Он переплёл свои пальцы с её – ни разу не романтично. Банально, дёргано, пошло. Притягивая к себе, он приобнял одну из сотен «счастливых», оказавшихся в правильном месте, список доходил до отметки «бесконечность» и продолжался. Едва различая, что перед ним, он сунул руку в задний карман джинсов, нащупывая пакетик. На инстинктах, без эмоций, со стойким желанием их получить. Он остановился, не выпуская её руку из своей, открыл пакетик и глотнул экстази. Протянув второй пакетик с такой же таблеткой девушке без имени, он лучезарно улыбнулся. Он был похожим на ангела в этот момент, если бы не красный свет софита – он ныне показался дьяволом. Сверкающий взгляд, подбивающий на что-то, за что потом будет стыдно. Он казался вымышленным, придуманным, вытесанным из собственной мечты и фантазии. Он прикасался к ней так приятно, он выдыхал тёплый воздух её в лёгкие, заполняя их собой – дышать тяжело. Его касания, тёплые, резковатые, рваные, они были контрастом со стеной за спиной, холод которой почти не ощущался из-за накатывающей волны. Та поднималась и в его груди, раскатываясь по телу непонятными ощущениями. Она не чувствовала почти его рук на себе, хотя, цепляясь за его плечи, оставляла на них царапины. Что угодно, лишь бы ощущать его, его холодные руки на своём теле, выгибающемся от своих собственных ощущений; ей казалось, что он проводил по её лицу, а он мог поклясться, что она перебирала его волосы, сжимая их всё сильнее, стоило ему, не размениваясь на мелочи, стать жёстче. Он, останавливаясь и прижимая её, совершенно потерянную в своей вселенной, достал из кармана ещё пару пакетиков. Ему было мало – нужно было больше. Ещё одна таблетка. И ещё. Он закрыл глаза в надежде увидеть то же, что и всегда. По спине прошёлся холодок, вырывая его из тёплой задумчивости, резко дёргающегося и ласкающего себе стоном слух – своим, смешанным с её.

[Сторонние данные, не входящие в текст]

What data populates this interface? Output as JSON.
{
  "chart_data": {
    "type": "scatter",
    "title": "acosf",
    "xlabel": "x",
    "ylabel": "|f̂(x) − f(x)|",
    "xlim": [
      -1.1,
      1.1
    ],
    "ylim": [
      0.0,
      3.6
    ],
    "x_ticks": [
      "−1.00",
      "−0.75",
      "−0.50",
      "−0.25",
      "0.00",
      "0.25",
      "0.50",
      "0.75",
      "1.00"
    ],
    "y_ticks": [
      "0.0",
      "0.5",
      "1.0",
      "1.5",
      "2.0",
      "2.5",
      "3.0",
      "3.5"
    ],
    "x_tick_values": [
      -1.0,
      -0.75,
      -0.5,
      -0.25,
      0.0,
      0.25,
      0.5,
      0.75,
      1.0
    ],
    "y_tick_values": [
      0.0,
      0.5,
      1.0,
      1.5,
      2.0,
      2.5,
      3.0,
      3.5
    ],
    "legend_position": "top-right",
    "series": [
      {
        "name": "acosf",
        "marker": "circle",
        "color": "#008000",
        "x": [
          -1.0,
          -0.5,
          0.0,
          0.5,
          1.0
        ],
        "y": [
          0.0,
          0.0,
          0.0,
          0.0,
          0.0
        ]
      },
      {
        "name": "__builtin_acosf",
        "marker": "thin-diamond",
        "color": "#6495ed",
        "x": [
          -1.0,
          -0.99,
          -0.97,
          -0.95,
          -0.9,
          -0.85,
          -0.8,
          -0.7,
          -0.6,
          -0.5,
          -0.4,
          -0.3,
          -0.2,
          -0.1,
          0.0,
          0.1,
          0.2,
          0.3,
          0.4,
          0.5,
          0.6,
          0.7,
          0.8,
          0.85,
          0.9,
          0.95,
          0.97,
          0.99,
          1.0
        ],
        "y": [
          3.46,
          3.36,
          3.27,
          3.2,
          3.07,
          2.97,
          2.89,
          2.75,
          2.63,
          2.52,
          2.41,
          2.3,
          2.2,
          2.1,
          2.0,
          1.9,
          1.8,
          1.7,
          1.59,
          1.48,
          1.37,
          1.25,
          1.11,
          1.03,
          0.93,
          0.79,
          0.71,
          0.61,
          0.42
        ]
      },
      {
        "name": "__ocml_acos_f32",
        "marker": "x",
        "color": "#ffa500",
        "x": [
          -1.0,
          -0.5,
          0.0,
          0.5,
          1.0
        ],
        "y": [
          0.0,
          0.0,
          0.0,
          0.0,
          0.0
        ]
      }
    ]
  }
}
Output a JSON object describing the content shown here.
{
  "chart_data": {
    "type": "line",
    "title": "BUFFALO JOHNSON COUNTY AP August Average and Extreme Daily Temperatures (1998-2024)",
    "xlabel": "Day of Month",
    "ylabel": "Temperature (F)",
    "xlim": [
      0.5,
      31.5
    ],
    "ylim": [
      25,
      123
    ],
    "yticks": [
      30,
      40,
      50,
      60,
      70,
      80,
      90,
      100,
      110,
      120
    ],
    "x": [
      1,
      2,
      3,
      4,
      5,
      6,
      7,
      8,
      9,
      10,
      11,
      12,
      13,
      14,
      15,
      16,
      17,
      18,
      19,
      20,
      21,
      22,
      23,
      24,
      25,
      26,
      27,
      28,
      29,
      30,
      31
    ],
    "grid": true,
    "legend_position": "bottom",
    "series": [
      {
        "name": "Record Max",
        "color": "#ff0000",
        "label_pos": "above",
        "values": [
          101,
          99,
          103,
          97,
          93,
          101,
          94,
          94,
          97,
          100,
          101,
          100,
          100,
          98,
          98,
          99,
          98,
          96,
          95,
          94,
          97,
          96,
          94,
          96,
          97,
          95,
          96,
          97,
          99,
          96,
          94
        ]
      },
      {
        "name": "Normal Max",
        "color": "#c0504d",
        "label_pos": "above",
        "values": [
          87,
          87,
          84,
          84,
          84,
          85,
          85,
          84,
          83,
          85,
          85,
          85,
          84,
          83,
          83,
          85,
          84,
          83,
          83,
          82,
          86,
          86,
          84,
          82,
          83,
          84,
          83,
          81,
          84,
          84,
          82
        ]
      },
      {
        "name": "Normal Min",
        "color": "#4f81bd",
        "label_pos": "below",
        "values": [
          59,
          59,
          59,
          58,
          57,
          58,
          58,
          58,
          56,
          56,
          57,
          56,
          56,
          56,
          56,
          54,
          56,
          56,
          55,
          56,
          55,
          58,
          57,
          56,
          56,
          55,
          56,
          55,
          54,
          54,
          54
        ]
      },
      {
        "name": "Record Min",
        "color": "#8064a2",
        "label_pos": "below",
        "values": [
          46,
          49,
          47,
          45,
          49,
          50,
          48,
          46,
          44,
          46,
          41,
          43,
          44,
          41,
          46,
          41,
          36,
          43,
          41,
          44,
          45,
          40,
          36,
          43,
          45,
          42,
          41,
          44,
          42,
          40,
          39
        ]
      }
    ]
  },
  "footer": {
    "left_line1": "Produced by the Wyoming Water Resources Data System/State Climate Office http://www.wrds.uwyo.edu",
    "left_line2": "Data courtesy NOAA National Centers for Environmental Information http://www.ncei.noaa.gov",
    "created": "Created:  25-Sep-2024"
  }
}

ㅤ ㅤㅤㅤ ㅤ ㅤㅤㅤ ㅤ ㅤㅤㅤ ㅤ ㅤㅤㅤㅤ ㅤㅤㅤ ㅤ ㅤㅤㅤ — Как тебя зовут?
ㅤ ㅤㅤㅤ ㅤ ㅤㅤㅤ ㅤ ㅤㅤㅤ ㅤ ㅤㅤㅤ ㅤㅤㅤ ㅤ ㅤㅤㅤ ㅤ — Дженни.
ㅤ ㅤㅤㅤ ㅤ ㅤㅤㅤ ㅤ ㅤㅤㅤ ㅤ ㅤㅤㅤㅤ ㅤㅤㅤ ㅤ ㅤㅤㅤ — Стони, Дженни.

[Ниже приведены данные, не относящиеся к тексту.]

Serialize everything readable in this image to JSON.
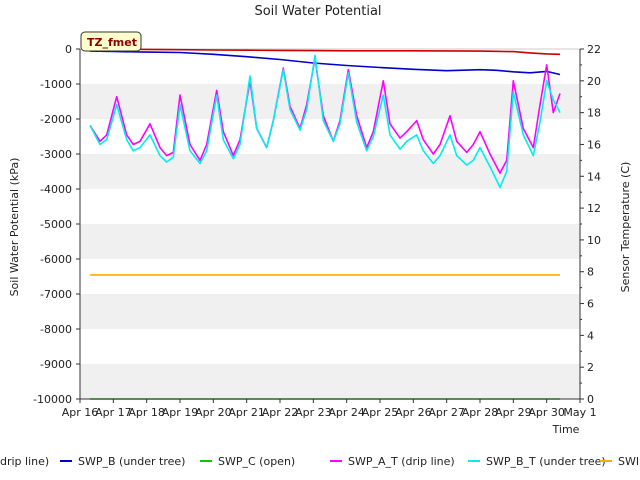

Он кусал губы, но он этого не чувствовал. Он кусал её шею, оставляя следы от зубов, синяками оставляя по себе напоминание на бёдрах, закинутых на него. Он не знал, что и сам весь в отметинах — царапины не болели, сладковато тянуло лишь внизу живота, сбивая с накатанной лишь гулкими битами, доносящимися из зала. Они отдавались в ушах, меняли его ритм, заставляя двигаться в такт новым звукам, теперь слышимым и различаемым.

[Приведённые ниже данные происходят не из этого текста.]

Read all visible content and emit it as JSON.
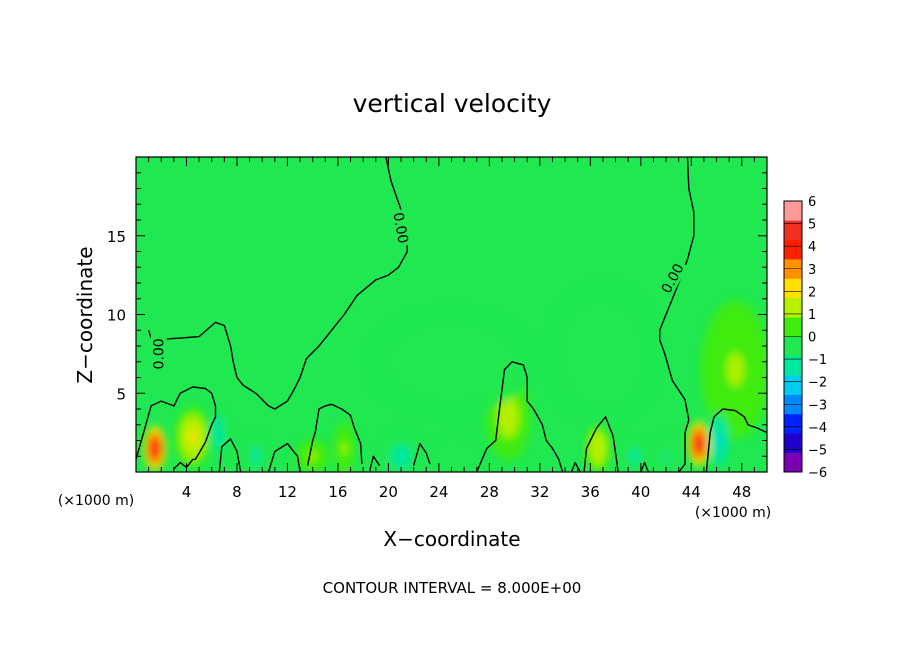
{
  "chart_data": {
    "type": "heatmap",
    "title": "vertical velocity",
    "xlabel": "X−coordinate",
    "ylabel": "Z−coordinate",
    "x_unit_left": "(×1000 m)",
    "x_unit_right": "(×1000 m)",
    "footer": "CONTOUR INTERVAL = 8.000E+00",
    "xlim": [
      0,
      50
    ],
    "ylim": [
      0,
      20
    ],
    "x_ticks": [
      4,
      8,
      12,
      16,
      20,
      24,
      28,
      32,
      36,
      40,
      44,
      48
    ],
    "x_tick_labels": [
      "4",
      "8",
      "12",
      "16",
      "20",
      "24",
      "28",
      "32",
      "36",
      "40",
      "44",
      "48"
    ],
    "y_ticks": [
      5,
      10,
      15
    ],
    "y_tick_labels": [
      "5",
      "10",
      "15"
    ],
    "colorbar": {
      "levels": [
        -6,
        -5,
        -4,
        -3,
        -2,
        -1,
        0,
        1,
        2,
        3,
        4,
        5,
        6
      ],
      "labels": [
        "−6",
        "−5",
        "−4",
        "−3",
        "−2",
        "−1",
        "0",
        "1",
        "2",
        "3",
        "4",
        "5",
        "6"
      ],
      "colors": [
        "#7a00b0",
        "#2200cc",
        "#0022ff",
        "#0088ff",
        "#00ccee",
        "#00e8a0",
        "#20e850",
        "#40ec10",
        "#b8f000",
        "#ffe000",
        "#ff9000",
        "#ff2000",
        "#f03020",
        "#ff9a9a"
      ]
    },
    "background_value": 0,
    "features": [
      {
        "x": 1.5,
        "z": 1.5,
        "value": 5.5,
        "sx": 0.8,
        "sz": 1.3
      },
      {
        "x": 44.6,
        "z": 1.8,
        "value": 5.3,
        "sx": 0.8,
        "sz": 1.3
      },
      {
        "x": 4.5,
        "z": 2.2,
        "value": 2.0,
        "sx": 1.3,
        "sz": 1.8
      },
      {
        "x": 29.5,
        "z": 3.5,
        "value": 1.5,
        "sx": 1.6,
        "sz": 2.5
      },
      {
        "x": 47.5,
        "z": 6.5,
        "value": 1.0,
        "sx": 2.5,
        "sz": 4.0
      },
      {
        "x": 36.6,
        "z": 1.5,
        "value": 1.6,
        "sx": 0.9,
        "sz": 1.4
      },
      {
        "x": 16.5,
        "z": 1.5,
        "value": 1.2,
        "sx": 0.8,
        "sz": 1.5
      },
      {
        "x": 14.0,
        "z": 1.0,
        "value": 1.0,
        "sx": 1.2,
        "sz": 1.0
      },
      {
        "x": 6.5,
        "z": 2.5,
        "value": -1.6,
        "sx": 0.6,
        "sz": 1.4
      },
      {
        "x": 9.5,
        "z": 1.0,
        "value": -1.3,
        "sx": 0.7,
        "sz": 1.2
      },
      {
        "x": 21.0,
        "z": 1.0,
        "value": -1.3,
        "sx": 1.5,
        "sz": 1.5
      },
      {
        "x": 25.5,
        "z": 1.0,
        "value": -1.0,
        "sx": 1.5,
        "sz": 1.2
      },
      {
        "x": 39.5,
        "z": 1.0,
        "value": -1.3,
        "sx": 0.8,
        "sz": 1.0
      },
      {
        "x": 42.0,
        "z": 1.0,
        "value": -1.2,
        "sx": 0.8,
        "sz": 1.2
      },
      {
        "x": 46.2,
        "z": 2.0,
        "value": -2.2,
        "sx": 0.7,
        "sz": 1.5
      },
      {
        "x": 25.0,
        "z": 7.0,
        "value": -0.6,
        "sx": 6.0,
        "sz": 3.0
      },
      {
        "x": 37.0,
        "z": 7.5,
        "value": -0.6,
        "sx": 4.0,
        "sz": 4.0
      }
    ],
    "contour_label": "0.00",
    "contour_labels": [
      {
        "text": "0.00",
        "x": 1.8,
        "z": 7.5,
        "angle": -90
      },
      {
        "text": "0.00",
        "x": 21.0,
        "z": 15.5,
        "angle": 80
      },
      {
        "text": "0.00",
        "x": 42.5,
        "z": 12.3,
        "angle": -62
      }
    ],
    "contours": [
      [
        [
          1.0,
          9.0
        ],
        [
          1.2,
          8.5
        ],
        [
          1.5,
          8.4
        ],
        [
          3.5,
          8.5
        ],
        [
          5.0,
          8.6
        ],
        [
          6.3,
          9.5
        ],
        [
          7.0,
          9.3
        ],
        [
          7.5,
          8.0
        ],
        [
          7.7,
          7.0
        ],
        [
          8.0,
          6.0
        ],
        [
          8.5,
          5.5
        ],
        [
          9.5,
          5.0
        ],
        [
          10.5,
          4.2
        ],
        [
          11.0,
          4.0
        ],
        [
          12.0,
          4.5
        ],
        [
          12.5,
          5.2
        ],
        [
          13.0,
          6.0
        ],
        [
          13.5,
          7.2
        ],
        [
          14.5,
          8.0
        ],
        [
          15.5,
          9.0
        ],
        [
          16.5,
          10.0
        ],
        [
          17.5,
          11.2
        ],
        [
          19.0,
          12.2
        ],
        [
          20.0,
          12.5
        ],
        [
          20.8,
          13.0
        ],
        [
          21.5,
          14.0
        ],
        [
          21.5,
          15.5
        ],
        [
          20.2,
          18.5
        ],
        [
          19.8,
          20.0
        ]
      ],
      [
        [
          0.0,
          0.8
        ],
        [
          0.6,
          2.5
        ],
        [
          1.2,
          4.2
        ],
        [
          2.0,
          4.5
        ],
        [
          3.0,
          4.2
        ],
        [
          3.5,
          5.0
        ],
        [
          4.5,
          5.4
        ],
        [
          5.5,
          5.3
        ],
        [
          6.0,
          5.0
        ],
        [
          6.3,
          4.2
        ],
        [
          6.3,
          3.5
        ],
        [
          6.0,
          3.0
        ],
        [
          5.5,
          1.9
        ],
        [
          5.0,
          1.2
        ],
        [
          4.7,
          0.8
        ],
        [
          4.5,
          0.8
        ],
        [
          4.0,
          0.3
        ],
        [
          3.5,
          0.6
        ],
        [
          3.0,
          0.2
        ]
      ],
      [
        [
          6.6,
          0.0
        ],
        [
          6.8,
          1.6
        ],
        [
          7.5,
          2.1
        ],
        [
          8.0,
          1.3
        ],
        [
          8.3,
          0.0
        ]
      ],
      [
        [
          10.5,
          0.0
        ],
        [
          11.0,
          1.3
        ],
        [
          12.0,
          1.8
        ],
        [
          12.8,
          1.0
        ],
        [
          13.0,
          0.0
        ]
      ],
      [
        [
          13.6,
          0.4
        ],
        [
          14.0,
          2.0
        ],
        [
          14.2,
          2.5
        ],
        [
          14.5,
          4.0
        ],
        [
          15.0,
          4.2
        ],
        [
          15.5,
          4.3
        ],
        [
          16.3,
          4.0
        ],
        [
          17.0,
          3.6
        ],
        [
          17.3,
          2.8
        ],
        [
          17.8,
          1.8
        ],
        [
          17.9,
          0.5
        ]
      ],
      [
        [
          18.5,
          0.0
        ],
        [
          18.8,
          1.0
        ],
        [
          19.3,
          0.4
        ]
      ],
      [
        [
          22.0,
          0.4
        ],
        [
          22.5,
          1.8
        ],
        [
          23.0,
          1.2
        ],
        [
          23.3,
          0.5
        ]
      ],
      [
        [
          27.0,
          0.0
        ],
        [
          27.8,
          1.5
        ],
        [
          28.5,
          2.0
        ],
        [
          28.8,
          4.0
        ],
        [
          29.2,
          6.5
        ],
        [
          29.8,
          7.0
        ],
        [
          30.7,
          6.8
        ],
        [
          31.0,
          6.0
        ],
        [
          31.0,
          4.5
        ],
        [
          31.5,
          4.0
        ],
        [
          32.2,
          3.0
        ],
        [
          32.5,
          2.0
        ],
        [
          33.0,
          1.5
        ],
        [
          33.5,
          0.8
        ],
        [
          33.8,
          0.0
        ]
      ],
      [
        [
          34.5,
          0.0
        ],
        [
          34.8,
          0.6
        ],
        [
          35.2,
          0.0
        ]
      ],
      [
        [
          35.5,
          0.0
        ],
        [
          35.7,
          1.5
        ],
        [
          36.5,
          2.8
        ],
        [
          37.2,
          3.5
        ],
        [
          37.8,
          2.3
        ],
        [
          38.0,
          1.2
        ],
        [
          38.2,
          0.0
        ]
      ],
      [
        [
          40.0,
          0.0
        ],
        [
          40.3,
          0.6
        ],
        [
          40.6,
          0.0
        ]
      ],
      [
        [
          43.0,
          0.0
        ],
        [
          43.5,
          0.5
        ],
        [
          43.5,
          2.5
        ],
        [
          43.8,
          3.3
        ],
        [
          43.5,
          4.6
        ],
        [
          42.5,
          5.8
        ],
        [
          41.9,
          7.5
        ],
        [
          41.5,
          8.4
        ],
        [
          41.5,
          9.0
        ],
        [
          42.0,
          10.0
        ],
        [
          42.5,
          11.0
        ],
        [
          43.0,
          12.0
        ],
        [
          43.7,
          13.5
        ],
        [
          44.2,
          15.0
        ],
        [
          44.2,
          16.5
        ],
        [
          43.8,
          18.0
        ],
        [
          43.7,
          20.0
        ]
      ],
      [
        [
          45.2,
          0.0
        ],
        [
          45.5,
          2.5
        ],
        [
          45.8,
          3.5
        ],
        [
          46.5,
          4.0
        ],
        [
          47.5,
          3.9
        ],
        [
          48.2,
          3.5
        ],
        [
          48.5,
          3.0
        ],
        [
          49.2,
          2.8
        ],
        [
          50.0,
          2.5
        ]
      ]
    ]
  }
}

Выдыхая горячий воздух из лёгких, на пару секунд с тяжёлым сбитым дыханием уткнуться в её шею. Рукой нащупав её бедро, сильно сжать, тихо смеясь. Смеясь себе самому, картинкам перед своими глазами, где плескалось прошлое, где возрастало чувство вины. И, отойдя немного, тут же достать ещё один пакетик, но уже с белым порошком. Картинно и слишком киношно разорвать его, высыпая его на подоконник. Нащупав карточку выстроить ровные ряды, подровнять их ещё, потому что руки трясутся, а купюра в руках Дженни оказывается в его собственных. Он, вдыхая белую пыль, становится собой – «тем самым» собой. И мир, приобретая новые краски, тут же становится в разы ярче, зрачки расширяются до немыслимого. А он, утопая в новой выстраиваемой реальности, был похож на мотылька – он тянулся к свету неона в не спящем и вечном Городе Ангелов. Взяв девушку за руку, он притянул её ближе к себе, заставляя попробовать то же, что вдохнул он. Он не просто портил её, он в этот момент убивал её.
Он убивал и себя, забывая своё имя. Тварь без имени, что было высечено на его кулоне. «Эш» вместо «Кристиан», как желание забыть прошлое. Безымянный, потерянный, брошенный. Бессмысленный, не существующий. Не живущий.